I had a similar loop with GPT-o3 a few weeks later, where it just made up academic references in my new (to me) sub-subfield. I swore at it, and had the chat banned for inappropriateness :)
This is awakening me to a sort of Gell-Mann amnesia effect: if the LLMs are this wrong and this stubborn in areas where I can test its output, where else is it wrong? Can I trust it in the rough analysis of a legal situation? In a summary of the literature on global warming? In pulling crime stats? I'm inclined to think it shouldn't be trusted for anything not either harmless or directly verifiable.

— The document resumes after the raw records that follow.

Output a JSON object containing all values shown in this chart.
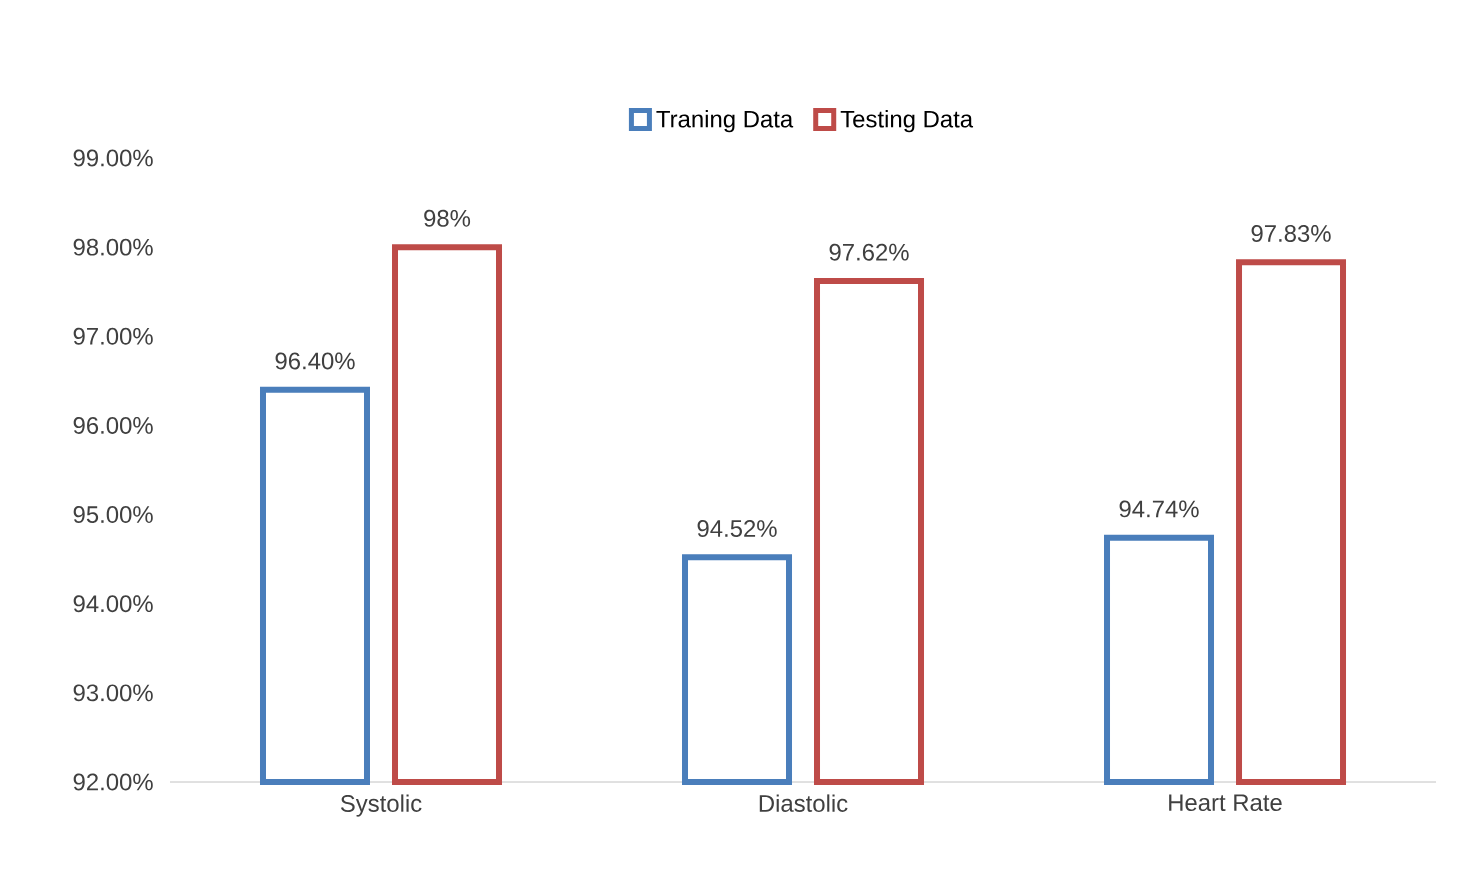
{
  "chart_data": {
    "type": "bar",
    "categories": [
      "Systolic",
      "Diastolic",
      "Heart Rate"
    ],
    "series": [
      {
        "name": "Traning Data",
        "color": "#4a7ebb",
        "values": [
          96.4,
          94.52,
          94.74
        ],
        "value_labels": [
          "96.40%",
          "94.52%",
          "94.74%"
        ]
      },
      {
        "name": "Testing Data",
        "color": "#be4b48",
        "values": [
          98,
          97.62,
          97.83
        ],
        "value_labels": [
          "98%",
          "97.62%",
          "97.83%"
        ]
      }
    ],
    "ylim": [
      92,
      99
    ],
    "yticks": [
      {
        "value": 92,
        "label": "92.00%"
      },
      {
        "value": 93,
        "label": "93.00%"
      },
      {
        "value": 94,
        "label": "94.00%"
      },
      {
        "value": 95,
        "label": "95.00%"
      },
      {
        "value": 96,
        "label": "96.00%"
      },
      {
        "value": 97,
        "label": "97.00%"
      },
      {
        "value": 98,
        "label": "98.00%"
      },
      {
        "value": 99,
        "label": "99.00%"
      }
    ],
    "legend": "top"
  }
}
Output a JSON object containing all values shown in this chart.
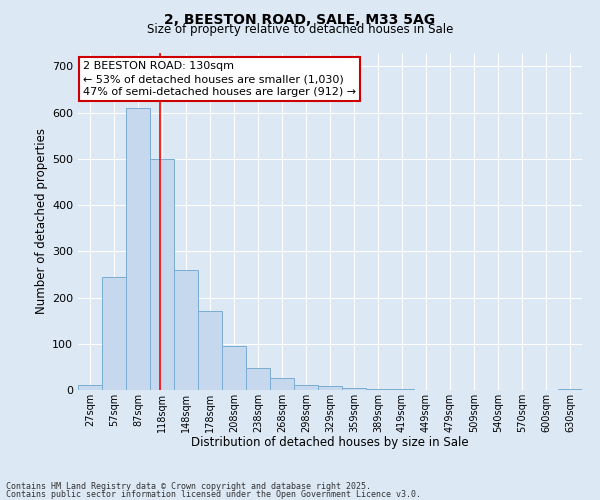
{
  "title1": "2, BEESTON ROAD, SALE, M33 5AG",
  "title2": "Size of property relative to detached houses in Sale",
  "xlabel": "Distribution of detached houses by size in Sale",
  "ylabel": "Number of detached properties",
  "bar_labels": [
    "27sqm",
    "57sqm",
    "87sqm",
    "118sqm",
    "148sqm",
    "178sqm",
    "208sqm",
    "238sqm",
    "268sqm",
    "298sqm",
    "329sqm",
    "359sqm",
    "389sqm",
    "419sqm",
    "449sqm",
    "479sqm",
    "509sqm",
    "540sqm",
    "570sqm",
    "600sqm",
    "630sqm"
  ],
  "bar_values": [
    10,
    245,
    610,
    500,
    260,
    170,
    95,
    48,
    25,
    10,
    8,
    5,
    3,
    2,
    1,
    1,
    1,
    0,
    0,
    0,
    2
  ],
  "bar_color": "#c5d8ee",
  "bar_edge_color": "#7aadd4",
  "ylim": [
    0,
    730
  ],
  "yticks": [
    0,
    100,
    200,
    300,
    400,
    500,
    600,
    700
  ],
  "red_line_x": 3.4,
  "annotation_text": "2 BEESTON ROAD: 130sqm\n← 53% of detached houses are smaller (1,030)\n47% of semi-detached houses are larger (912) →",
  "annotation_box_facecolor": "#ffffff",
  "annotation_box_edgecolor": "#cc0000",
  "footer1": "Contains HM Land Registry data © Crown copyright and database right 2025.",
  "footer2": "Contains public sector information licensed under the Open Government Licence v3.0.",
  "fig_facecolor": "#dce8f4",
  "axes_facecolor": "#dce8f4",
  "grid_color": "#ffffff"
}
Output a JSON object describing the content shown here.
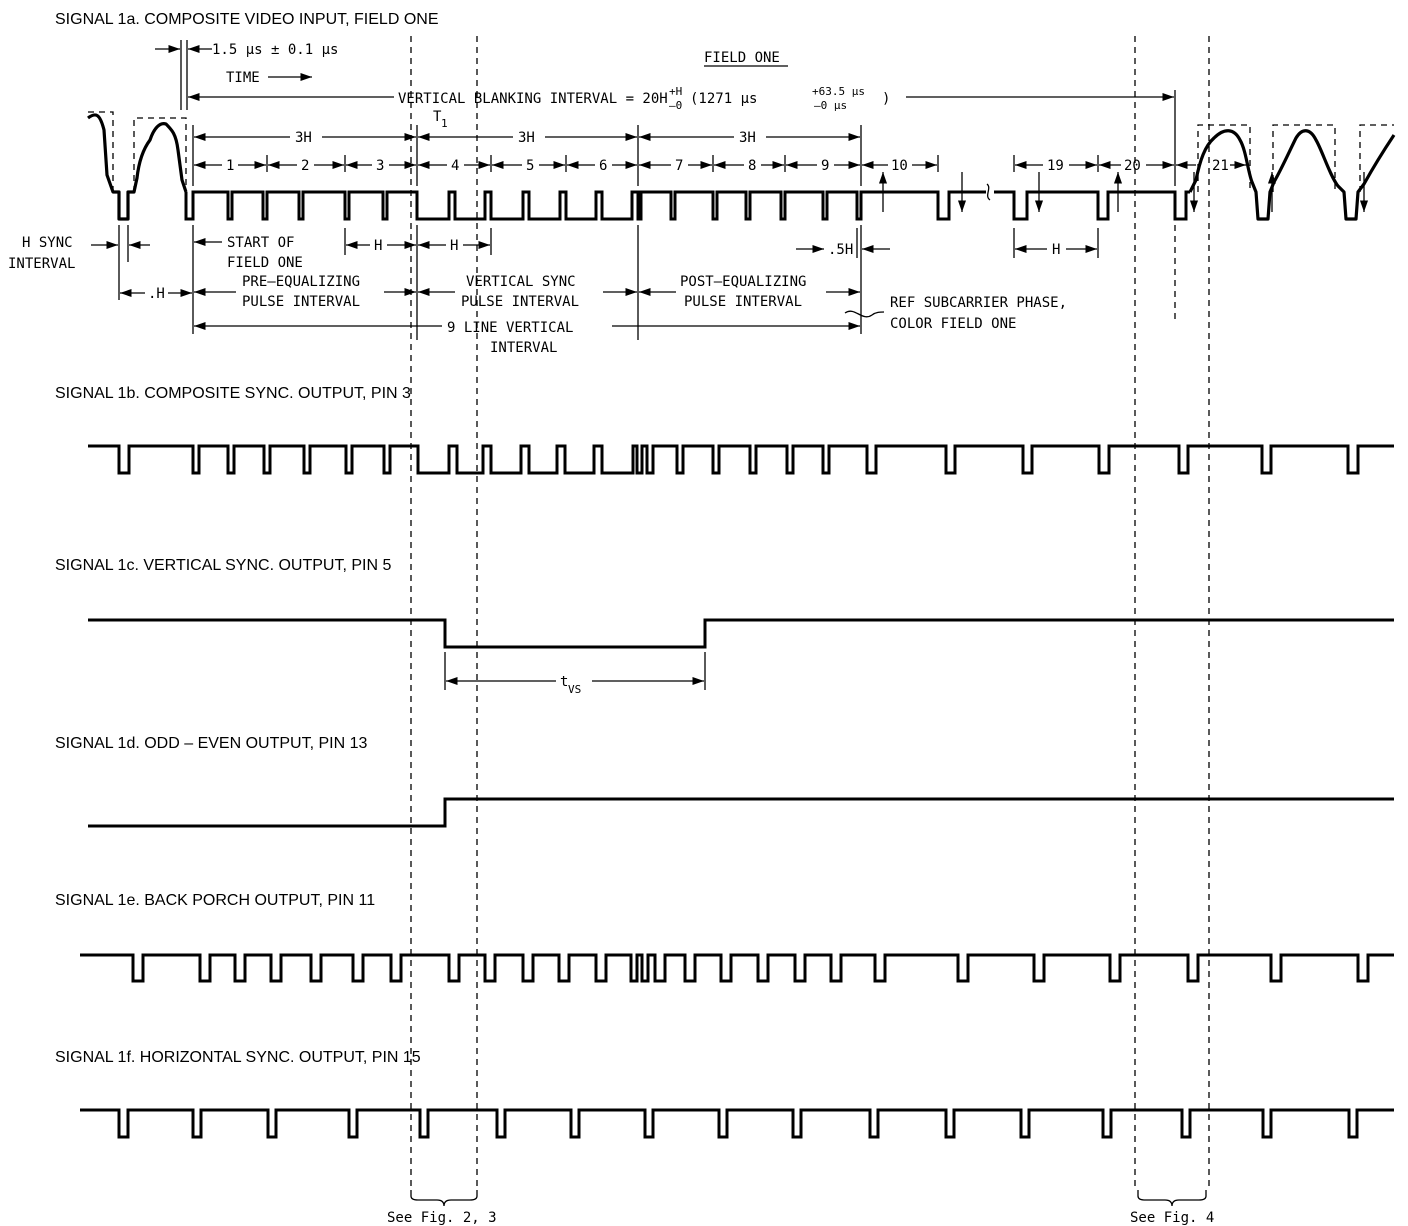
{
  "signals": {
    "s1a": "SIGNAL 1a.  COMPOSITE VIDEO INPUT, FIELD ONE",
    "s1b": "SIGNAL 1b.  COMPOSITE SYNC. OUTPUT, PIN 3",
    "s1c": "SIGNAL 1c.  VERTICAL SYNC. OUTPUT, PIN 5",
    "s1d": "SIGNAL 1d.  ODD – EVEN OUTPUT, PIN 13",
    "s1e": "SIGNAL 1e.  BACK PORCH OUTPUT, PIN 11",
    "s1f": "SIGNAL 1f. HORIZONTAL SYNC. OUTPUT, PIN 15"
  },
  "annotations": {
    "sync_width": "1.5 µs ± 0.1 µs",
    "time": "TIME",
    "field_one": "FIELD ONE",
    "vbi_a": "VERTICAL BLANKING INTERVAL = 20H",
    "vbi_tol_plus": "+H",
    "vbi_tol_minus": "–0",
    "vbi_b": "(1271 µs",
    "vbi_sup": "+63.5 µs",
    "vbi_sub": "–0 µs",
    "vbi_close": ")",
    "t1": "T",
    "t1_sub": "1",
    "three_h": "3H",
    "lines": [
      "1",
      "2",
      "3",
      "4",
      "5",
      "6",
      "7",
      "8",
      "9",
      "10",
      "19",
      "20",
      "21"
    ],
    "h": "H",
    "dot_h": ".H",
    "half_h": ".5H",
    "hsync_1": "H SYNC",
    "hsync_2": "INTERVAL",
    "start_1": "START OF",
    "start_2": "FIELD ONE",
    "pre_1": "PRE–EQUALIZING",
    "pre_2": "PULSE INTERVAL",
    "vs_1": "VERTICAL SYNC",
    "vs_2": "PULSE INTERVAL",
    "post_1": "POST–EQUALIZING",
    "post_2": "PULSE INTERVAL",
    "ref_1": "REF SUBCARRIER PHASE,",
    "ref_2": "COLOR FIELD ONE",
    "nine_1": "9 LINE VERTICAL",
    "nine_2": "INTERVAL",
    "tvs": "t",
    "tvs_sub": "VS",
    "fig23": "See Fig. 2, 3",
    "fig4": "See Fig. 4"
  }
}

Angela Collier has a video about "vibe physics" that talks about this in some detail. In the section I linked to she discusses how crackpot physics emails have changes since the advent of LLMs. People will add caveats about how they talked to this or that LLM about their theory and the LLM told them it made sense. She'll point out in reply how LLMs will just agree with whatever you say and tend to make stuff up. And then the people sending the email will... agree with her! They'll talk about how the LLM made simple mistakes when talking about the physics the emailer does understand. But obviously once the discussion has gotten to physics the emailer doesn't understand the LLM is much more intelligent and accurate! It turns out having the kind of meta-cognition to think "If this process produced incorrect outcomes for things I do understand, maybe it will also produce incorrect outcomes for things I don't understand" is basically a fucking super power.